The execute callback handles every supervisor op listed below.

Ops

OpPayloadResult
status{}{ ok: true, status: <hostStatus>, runtimes: [...] }
runtime.list{}{ ok: true, runtimes: [...] } (with control liveness)
runtime.registerfull IHostRuntimeRecord{ ok: true, runtimeId }
runtime.start{ startSpec: IHostRuntimeStartSpec }{ ok: true, runtime: <record> }
runtime.stop{ runtimeId: string }{ ok: true, runtime: <record> }
config.reload{}{ ok: true, status: "reloading" } (real restart, see Config inheritance)
shutdown{}{ ok: true, status: "stopping", host: <status> } (then the Host exits)

Source: MatrixHostService._executeSupervisorOp, matrix-host-service.ts:798-846.
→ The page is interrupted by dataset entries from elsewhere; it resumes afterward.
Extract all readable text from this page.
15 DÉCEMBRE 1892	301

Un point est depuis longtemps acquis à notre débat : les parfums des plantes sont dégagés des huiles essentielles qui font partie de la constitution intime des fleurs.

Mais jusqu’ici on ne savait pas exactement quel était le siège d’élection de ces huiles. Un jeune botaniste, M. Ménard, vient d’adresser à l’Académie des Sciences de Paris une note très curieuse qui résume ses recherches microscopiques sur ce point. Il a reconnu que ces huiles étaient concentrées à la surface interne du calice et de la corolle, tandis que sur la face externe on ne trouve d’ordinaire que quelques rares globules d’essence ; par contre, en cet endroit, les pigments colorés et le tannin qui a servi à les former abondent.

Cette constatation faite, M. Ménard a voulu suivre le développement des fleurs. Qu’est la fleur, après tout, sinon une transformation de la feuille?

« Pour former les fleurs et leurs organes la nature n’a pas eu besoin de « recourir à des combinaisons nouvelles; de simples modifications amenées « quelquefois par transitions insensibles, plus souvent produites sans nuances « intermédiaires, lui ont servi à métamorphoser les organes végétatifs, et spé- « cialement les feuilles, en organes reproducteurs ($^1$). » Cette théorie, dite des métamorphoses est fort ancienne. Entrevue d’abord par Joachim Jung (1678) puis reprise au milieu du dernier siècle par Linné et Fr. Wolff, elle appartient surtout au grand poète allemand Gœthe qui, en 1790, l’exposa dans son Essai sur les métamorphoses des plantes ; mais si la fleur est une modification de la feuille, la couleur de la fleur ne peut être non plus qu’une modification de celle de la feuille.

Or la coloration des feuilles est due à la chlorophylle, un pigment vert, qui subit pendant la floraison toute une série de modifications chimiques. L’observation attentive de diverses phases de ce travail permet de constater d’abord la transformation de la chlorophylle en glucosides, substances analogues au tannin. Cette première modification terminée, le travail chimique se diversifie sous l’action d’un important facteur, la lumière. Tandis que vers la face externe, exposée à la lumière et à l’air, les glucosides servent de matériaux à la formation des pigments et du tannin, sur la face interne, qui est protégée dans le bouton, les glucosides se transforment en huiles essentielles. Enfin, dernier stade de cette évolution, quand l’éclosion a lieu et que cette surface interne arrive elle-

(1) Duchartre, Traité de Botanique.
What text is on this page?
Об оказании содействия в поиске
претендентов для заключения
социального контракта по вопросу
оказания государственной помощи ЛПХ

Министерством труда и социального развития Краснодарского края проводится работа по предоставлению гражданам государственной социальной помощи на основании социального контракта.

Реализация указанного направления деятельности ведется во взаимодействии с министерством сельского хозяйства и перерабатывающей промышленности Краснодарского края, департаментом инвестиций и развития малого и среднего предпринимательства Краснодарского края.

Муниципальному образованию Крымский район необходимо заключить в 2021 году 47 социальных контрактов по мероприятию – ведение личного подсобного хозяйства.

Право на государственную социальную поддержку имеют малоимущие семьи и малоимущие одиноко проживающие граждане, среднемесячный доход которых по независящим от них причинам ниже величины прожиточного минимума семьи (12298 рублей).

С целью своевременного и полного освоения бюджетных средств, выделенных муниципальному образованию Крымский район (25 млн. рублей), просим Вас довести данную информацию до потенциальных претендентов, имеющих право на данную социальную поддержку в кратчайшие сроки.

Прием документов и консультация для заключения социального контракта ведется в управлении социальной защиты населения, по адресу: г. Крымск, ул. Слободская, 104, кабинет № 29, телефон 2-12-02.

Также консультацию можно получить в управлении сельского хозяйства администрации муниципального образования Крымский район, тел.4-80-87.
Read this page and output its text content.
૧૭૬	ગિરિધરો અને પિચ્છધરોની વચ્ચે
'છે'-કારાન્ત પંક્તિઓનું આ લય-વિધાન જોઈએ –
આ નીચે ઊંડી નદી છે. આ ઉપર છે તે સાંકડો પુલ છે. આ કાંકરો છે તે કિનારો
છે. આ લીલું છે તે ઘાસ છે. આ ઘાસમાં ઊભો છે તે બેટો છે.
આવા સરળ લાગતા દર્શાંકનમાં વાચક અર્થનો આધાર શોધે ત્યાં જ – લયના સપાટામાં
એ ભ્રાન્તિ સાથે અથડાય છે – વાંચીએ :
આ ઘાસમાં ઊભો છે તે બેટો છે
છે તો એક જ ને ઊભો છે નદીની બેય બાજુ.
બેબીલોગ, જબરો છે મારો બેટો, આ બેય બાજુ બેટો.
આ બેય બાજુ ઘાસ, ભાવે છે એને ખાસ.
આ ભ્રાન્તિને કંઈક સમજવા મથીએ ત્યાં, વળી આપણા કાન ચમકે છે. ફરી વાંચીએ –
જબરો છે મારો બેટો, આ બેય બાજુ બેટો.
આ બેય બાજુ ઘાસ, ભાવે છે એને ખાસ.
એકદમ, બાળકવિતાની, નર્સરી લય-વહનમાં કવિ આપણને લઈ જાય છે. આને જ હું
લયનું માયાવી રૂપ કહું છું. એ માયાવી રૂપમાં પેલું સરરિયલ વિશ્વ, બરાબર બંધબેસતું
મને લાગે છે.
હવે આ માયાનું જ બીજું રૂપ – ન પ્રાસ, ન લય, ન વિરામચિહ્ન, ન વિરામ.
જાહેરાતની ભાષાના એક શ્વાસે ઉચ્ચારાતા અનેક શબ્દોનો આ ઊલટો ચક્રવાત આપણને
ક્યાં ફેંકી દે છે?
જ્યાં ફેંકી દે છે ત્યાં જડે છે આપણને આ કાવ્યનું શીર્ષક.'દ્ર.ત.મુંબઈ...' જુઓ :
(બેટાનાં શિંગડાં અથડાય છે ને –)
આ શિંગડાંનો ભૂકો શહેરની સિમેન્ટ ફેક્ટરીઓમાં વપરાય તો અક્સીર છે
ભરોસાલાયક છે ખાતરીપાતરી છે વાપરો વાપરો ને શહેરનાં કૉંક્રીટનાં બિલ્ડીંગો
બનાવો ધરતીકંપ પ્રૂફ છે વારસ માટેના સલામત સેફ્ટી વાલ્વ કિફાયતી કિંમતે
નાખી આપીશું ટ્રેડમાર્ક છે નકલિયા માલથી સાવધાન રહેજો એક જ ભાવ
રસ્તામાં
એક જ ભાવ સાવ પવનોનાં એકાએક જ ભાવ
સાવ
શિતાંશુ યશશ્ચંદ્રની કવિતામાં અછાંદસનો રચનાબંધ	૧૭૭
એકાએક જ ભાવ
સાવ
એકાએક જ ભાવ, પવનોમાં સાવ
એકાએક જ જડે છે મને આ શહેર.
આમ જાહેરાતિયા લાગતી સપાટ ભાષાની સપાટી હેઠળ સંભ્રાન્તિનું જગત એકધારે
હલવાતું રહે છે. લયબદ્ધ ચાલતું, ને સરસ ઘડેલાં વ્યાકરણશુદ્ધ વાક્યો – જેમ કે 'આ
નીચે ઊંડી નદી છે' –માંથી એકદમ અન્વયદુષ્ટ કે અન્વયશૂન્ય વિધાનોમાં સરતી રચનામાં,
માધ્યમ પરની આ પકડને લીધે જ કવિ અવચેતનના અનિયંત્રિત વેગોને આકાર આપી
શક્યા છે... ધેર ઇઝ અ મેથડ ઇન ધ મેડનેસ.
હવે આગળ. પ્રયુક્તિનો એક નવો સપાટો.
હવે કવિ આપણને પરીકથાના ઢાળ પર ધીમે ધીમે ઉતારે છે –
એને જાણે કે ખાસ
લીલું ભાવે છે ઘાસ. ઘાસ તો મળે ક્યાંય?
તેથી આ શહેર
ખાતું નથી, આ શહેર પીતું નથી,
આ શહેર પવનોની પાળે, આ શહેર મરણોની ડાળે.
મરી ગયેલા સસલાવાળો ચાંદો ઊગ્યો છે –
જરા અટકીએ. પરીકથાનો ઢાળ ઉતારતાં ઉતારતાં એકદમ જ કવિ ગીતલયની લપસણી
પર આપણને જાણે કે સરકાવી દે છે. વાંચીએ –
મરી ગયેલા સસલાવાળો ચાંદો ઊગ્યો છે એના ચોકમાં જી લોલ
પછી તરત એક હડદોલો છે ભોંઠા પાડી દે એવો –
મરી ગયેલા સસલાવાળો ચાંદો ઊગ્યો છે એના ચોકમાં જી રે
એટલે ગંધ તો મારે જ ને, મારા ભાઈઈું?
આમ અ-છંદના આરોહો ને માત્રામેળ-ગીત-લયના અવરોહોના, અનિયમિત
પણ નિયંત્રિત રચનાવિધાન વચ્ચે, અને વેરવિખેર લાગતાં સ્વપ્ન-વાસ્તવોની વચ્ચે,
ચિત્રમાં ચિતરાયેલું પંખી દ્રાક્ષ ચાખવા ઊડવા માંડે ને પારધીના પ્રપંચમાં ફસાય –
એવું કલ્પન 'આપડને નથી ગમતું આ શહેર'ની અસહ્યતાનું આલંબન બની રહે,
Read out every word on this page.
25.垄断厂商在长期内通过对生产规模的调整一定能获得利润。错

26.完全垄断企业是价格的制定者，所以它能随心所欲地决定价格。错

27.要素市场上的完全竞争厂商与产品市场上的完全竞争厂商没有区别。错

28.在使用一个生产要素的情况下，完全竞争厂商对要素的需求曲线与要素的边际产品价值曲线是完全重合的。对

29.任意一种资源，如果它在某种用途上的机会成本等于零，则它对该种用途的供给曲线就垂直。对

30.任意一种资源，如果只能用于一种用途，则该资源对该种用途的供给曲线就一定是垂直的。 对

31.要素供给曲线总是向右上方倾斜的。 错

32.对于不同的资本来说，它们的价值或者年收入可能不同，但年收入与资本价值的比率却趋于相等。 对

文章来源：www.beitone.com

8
Errors return { ok: false, error: "..." }. The transport never throws; every error is delivered as a response.

Request envelope

json
{
  "op": "runtime.list",
  "payload": {},
  "correlationId": "1714838712345-abc",
  "replyTo": "COM.OPEN-MATRIX.LOCAL.AUTHORITY.$reply.host-supervisor.1714838712345-abc"
}

buildHostSupervisorSubject, decodeHostSupervisorRequest, and encodeHostSupervisorResponse (host-supervisor-rpc.ts:43-163) own the wire format. The reply envelope mirrors the request:

json
{
  "ok": true,
  "correlationId": "1714838712345-abc",
  "result": { "runtimes": [ ... ] }
}

Calling from code

ts
import { invokeHostSupervisorFromStatus } from '@open-matrix/host-control';

const hostStatus = JSON.parse(fs.readFileSync('<home>/host.status.json', 'utf8'));
const result = await invokeHostSupervisorFromStatus(
  hostStatus,
  'runtime.list',
  {},
  5_000,
);

invokeHostSupervisorFromStatus (host-supervisor-rpc.ts:55-76) extracts transport.root, transport.nats.url, supervisorMount, and the optional credentialsRef from the live Host status, then opens a short-lived NATS connection, sends the request, waits for the matching correlationId, and closes.

Calling from the CLI

bash
matrix invoke host.supervisor.PID-12345 runtime.list '{}' --timeout 5000

Or — recommended — through the host-control wrapper, which knows the mailbox without you specifying the pid:

bash
matrix invoke host.control runtime.list '{}'

When to call which

  • host.supervisor is the truth. Call it when:
    • The host-control runtime is itself in trouble.
    • You need the precise current status without host.control adding its own device-heartbeat side effects.
    • You're writing tooling that runs alongside the Host's own CLI.
  • host.control is the product surface. Call it when:
    • You're a normal package author needing supervisor info.
    • You want device heartbeats to flow as a side effect.
    • You want a stable mount name (host.control) that doesn't include a pid suffix.